A patient who’s been twice diagnosed with cancer says he’s on the path toward recovery with the help of immunotherapy research based out of a Victoria lab, marking its 20th anniversary.

“They did a PET scan and said, ‘You’re not going to believe this but you’re in remission,'” said Noel Schacter. “And I thought, holy mackerel that’s amazing.”

The retired sociologist is thinking back to his results from a clinical trial in the fall of 2020.

The senior says he had relapsed for a third time, following two diagnoses with forms of non-Hodgkin’s lymphoma. He had already been through three rounds of chemotherapy since his first diagnosis in 2006.

“I thought, 'I think this is it? I think this is all over,'” said Schacter. “Basically I was considering medical assistance in dying.”

Schacter says he was out of treatment options until his oncologist suggested an experimental immunotherapy trial that was running, in part, through Victoria’s Deeley Research Centre.

“It’s for patients who have leukemia or lymphoma,” said director Dr. Brad Nelson. “They donate a blood sample to us. We bring the cells into this lab and we do a gene engineering step where we put a gene into the T-cells that hardwires them to recognize their cancer.”
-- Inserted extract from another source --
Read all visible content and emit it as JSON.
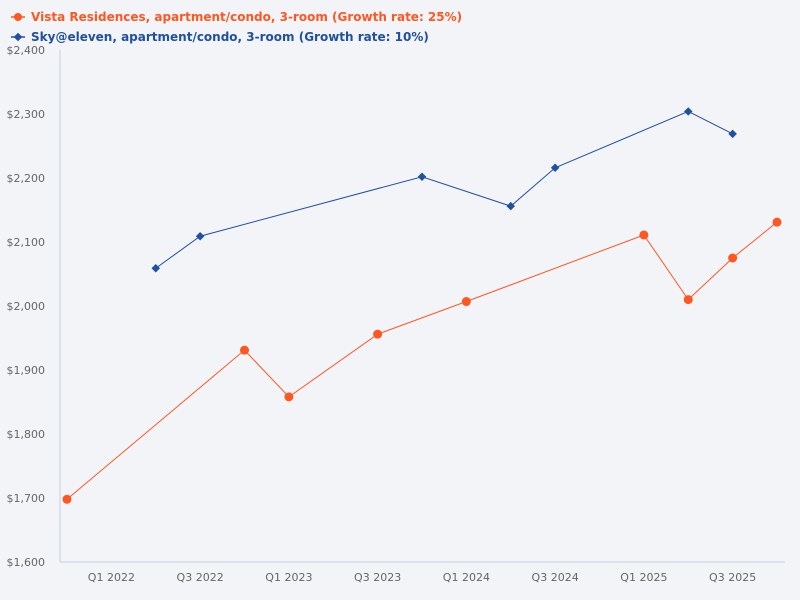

Schacter is among roughly 70 patients who’ve taken part so far.

“We then grow the T-cells in number and create an IV bag full of T-cells in this facility, which are sent out to our clinical sites in Vancouver or Ottawa and the T-cells are put back into the patient's bloodstream,” said Nelson.

The centre’s founding director says the trial will run up to 100 patients before getting analyzed on what to do with the product from there.

“It rendered me pretty dysfunctional,” said Schacter. “It took all my energy away… I could barely walk.”

Five weeks later, he says he regained his strength to walk and that’s when he was told his aggressive form of cancer had gone into remission.

Three years since then, that’s still the case.

“The odds of it working at that time, they thought it would be about 40 per cent,” said Schacter.

He still lives with ongoing side effects, such as low blood count and less energy. He also feels like his cognitive abilities have slowed.

“I’m still here,” he said. “Very pleased to be here.”